Ma la notizia più preoccupante è purtroppo un’altra: il generale Abdulaziz al-Shalal, capo della polizia militare siriana, ha accusato il presidente Bashar al-Assad di aver usato le armi chimiche proprio nell’attacco al panificio del 24 dicembre. A scriverlo è il ‘Times’. Se confermata, la notizia provocherebbe l’immediata reazione della comunità internazionale guidata da Stati Uniti e Nato: il regime siriano era stato avvertito “se il regime di Assad dovesse usare armi chimiche sarebbe inaccettabile e ci sarebbero delle conseguenze” aveva detto Obama spianando la strada a un intervento militare.

Il generale Jassem al-Shallal ha dichiarato in un video diffuso dalla tv Al Arabiya di essersi unito ai ribelli perché “il regime ha abbandonato la sua missione fondamentale che è quella di proteggere il Paese e si è trasformato in una banda che semina morte, distrugge città e villaggi, e commette massacri ai danni del nostro popolo innocente che chiede liberta”. Molti altri ufficiali siriani sarebbero nelle sue stesse condizioni.

I numeri sono drammatici: secondo l’Osservatorio siriano dei diritti umani (Osdh) solo nell’ultima settimana sono state uccise più di mille persone.
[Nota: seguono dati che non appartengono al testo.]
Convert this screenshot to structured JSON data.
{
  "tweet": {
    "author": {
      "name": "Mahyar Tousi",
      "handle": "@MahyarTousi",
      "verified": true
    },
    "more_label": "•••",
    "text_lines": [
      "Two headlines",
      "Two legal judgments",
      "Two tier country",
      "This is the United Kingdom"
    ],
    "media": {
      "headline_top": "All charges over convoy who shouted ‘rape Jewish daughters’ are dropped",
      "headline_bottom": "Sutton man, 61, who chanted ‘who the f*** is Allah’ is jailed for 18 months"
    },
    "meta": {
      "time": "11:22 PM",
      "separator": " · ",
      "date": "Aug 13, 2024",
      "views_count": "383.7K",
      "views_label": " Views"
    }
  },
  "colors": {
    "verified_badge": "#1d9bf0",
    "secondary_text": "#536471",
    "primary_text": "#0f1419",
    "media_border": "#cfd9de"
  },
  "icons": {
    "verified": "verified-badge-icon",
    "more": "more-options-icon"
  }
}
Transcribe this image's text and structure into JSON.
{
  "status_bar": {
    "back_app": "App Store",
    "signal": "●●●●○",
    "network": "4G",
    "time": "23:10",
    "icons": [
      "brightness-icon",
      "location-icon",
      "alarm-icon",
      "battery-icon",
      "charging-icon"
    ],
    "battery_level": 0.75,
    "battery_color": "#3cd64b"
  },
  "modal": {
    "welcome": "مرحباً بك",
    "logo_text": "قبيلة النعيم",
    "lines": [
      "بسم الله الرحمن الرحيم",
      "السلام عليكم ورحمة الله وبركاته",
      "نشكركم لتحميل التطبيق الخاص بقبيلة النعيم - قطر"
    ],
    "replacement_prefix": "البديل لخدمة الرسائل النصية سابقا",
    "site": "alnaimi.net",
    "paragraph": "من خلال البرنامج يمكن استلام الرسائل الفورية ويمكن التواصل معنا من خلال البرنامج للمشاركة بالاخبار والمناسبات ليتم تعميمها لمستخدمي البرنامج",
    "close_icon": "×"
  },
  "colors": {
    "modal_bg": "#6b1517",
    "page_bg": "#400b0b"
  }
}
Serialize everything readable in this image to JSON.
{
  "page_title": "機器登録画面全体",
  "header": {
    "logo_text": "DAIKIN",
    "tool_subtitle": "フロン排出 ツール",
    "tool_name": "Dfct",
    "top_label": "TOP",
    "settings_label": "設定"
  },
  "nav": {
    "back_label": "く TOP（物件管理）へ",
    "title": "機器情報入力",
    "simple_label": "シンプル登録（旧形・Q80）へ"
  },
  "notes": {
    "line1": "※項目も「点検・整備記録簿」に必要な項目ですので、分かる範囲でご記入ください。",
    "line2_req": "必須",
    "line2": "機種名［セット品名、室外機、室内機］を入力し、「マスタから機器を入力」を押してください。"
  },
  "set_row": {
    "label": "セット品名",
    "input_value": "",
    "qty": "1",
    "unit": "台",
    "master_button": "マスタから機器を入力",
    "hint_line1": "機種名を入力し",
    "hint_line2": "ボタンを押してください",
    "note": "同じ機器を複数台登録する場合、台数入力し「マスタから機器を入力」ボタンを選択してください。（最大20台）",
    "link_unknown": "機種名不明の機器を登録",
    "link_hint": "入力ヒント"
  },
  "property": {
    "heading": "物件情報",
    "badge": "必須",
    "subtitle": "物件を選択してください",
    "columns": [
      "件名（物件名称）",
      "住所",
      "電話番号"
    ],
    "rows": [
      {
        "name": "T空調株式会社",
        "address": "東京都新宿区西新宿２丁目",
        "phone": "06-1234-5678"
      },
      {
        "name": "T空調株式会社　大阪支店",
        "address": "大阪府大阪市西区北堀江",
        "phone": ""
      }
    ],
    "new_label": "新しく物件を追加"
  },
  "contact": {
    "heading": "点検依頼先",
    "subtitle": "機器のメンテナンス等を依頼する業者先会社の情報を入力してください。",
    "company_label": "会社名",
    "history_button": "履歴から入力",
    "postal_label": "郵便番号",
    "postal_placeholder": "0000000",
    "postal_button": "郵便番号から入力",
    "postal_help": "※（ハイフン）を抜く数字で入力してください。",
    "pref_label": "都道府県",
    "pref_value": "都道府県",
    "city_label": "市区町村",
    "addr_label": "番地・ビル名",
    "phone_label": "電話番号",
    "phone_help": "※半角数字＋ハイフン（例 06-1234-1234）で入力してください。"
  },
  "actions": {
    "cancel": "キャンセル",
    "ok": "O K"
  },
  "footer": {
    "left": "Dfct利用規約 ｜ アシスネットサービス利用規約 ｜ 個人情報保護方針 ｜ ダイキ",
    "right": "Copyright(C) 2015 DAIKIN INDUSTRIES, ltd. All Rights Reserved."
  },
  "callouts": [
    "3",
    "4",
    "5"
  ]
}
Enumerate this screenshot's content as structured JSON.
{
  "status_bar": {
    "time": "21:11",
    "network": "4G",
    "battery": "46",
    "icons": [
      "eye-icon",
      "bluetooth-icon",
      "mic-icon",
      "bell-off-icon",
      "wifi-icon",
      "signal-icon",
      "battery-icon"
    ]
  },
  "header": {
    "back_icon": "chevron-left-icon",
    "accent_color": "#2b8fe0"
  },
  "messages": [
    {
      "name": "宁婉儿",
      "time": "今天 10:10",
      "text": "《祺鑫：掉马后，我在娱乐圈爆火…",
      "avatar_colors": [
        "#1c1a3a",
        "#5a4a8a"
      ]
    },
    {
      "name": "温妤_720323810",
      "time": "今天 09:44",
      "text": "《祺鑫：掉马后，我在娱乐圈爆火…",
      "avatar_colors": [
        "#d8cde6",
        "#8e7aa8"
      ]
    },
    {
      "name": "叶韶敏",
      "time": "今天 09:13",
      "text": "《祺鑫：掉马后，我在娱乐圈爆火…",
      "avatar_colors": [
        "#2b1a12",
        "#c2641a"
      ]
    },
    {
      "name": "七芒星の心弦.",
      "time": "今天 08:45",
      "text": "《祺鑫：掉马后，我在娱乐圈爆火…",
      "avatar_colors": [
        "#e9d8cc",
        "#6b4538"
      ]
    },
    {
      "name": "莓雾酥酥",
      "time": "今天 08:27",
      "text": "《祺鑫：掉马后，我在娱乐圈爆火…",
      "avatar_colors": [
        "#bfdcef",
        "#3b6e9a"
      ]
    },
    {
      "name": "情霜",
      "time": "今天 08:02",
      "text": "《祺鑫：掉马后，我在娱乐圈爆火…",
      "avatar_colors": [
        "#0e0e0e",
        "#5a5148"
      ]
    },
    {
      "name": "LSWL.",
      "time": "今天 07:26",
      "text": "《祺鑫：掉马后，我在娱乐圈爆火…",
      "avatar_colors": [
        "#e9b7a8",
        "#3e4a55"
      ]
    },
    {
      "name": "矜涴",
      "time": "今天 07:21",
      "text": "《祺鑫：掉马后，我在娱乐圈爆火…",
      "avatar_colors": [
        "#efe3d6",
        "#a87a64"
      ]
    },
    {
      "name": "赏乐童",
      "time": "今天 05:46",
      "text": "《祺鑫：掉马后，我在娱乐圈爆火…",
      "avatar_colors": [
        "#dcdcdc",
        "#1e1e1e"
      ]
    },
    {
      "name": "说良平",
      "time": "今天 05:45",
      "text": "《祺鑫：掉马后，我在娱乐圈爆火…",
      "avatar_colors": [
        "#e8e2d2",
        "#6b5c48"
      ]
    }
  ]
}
In 21 mesi di violenze si contano oltre 45.000 le vittime (di cui oltre 31.000 civili), ma il direttore dell’Osdh Rami Abdel Rahman dice che il numero effettivo potrebbe arrivare addirittura a 100mila se si contassero i detenuti scomparsi nel nulla e le perdite di cui il regime e i ribelli non danno notizia.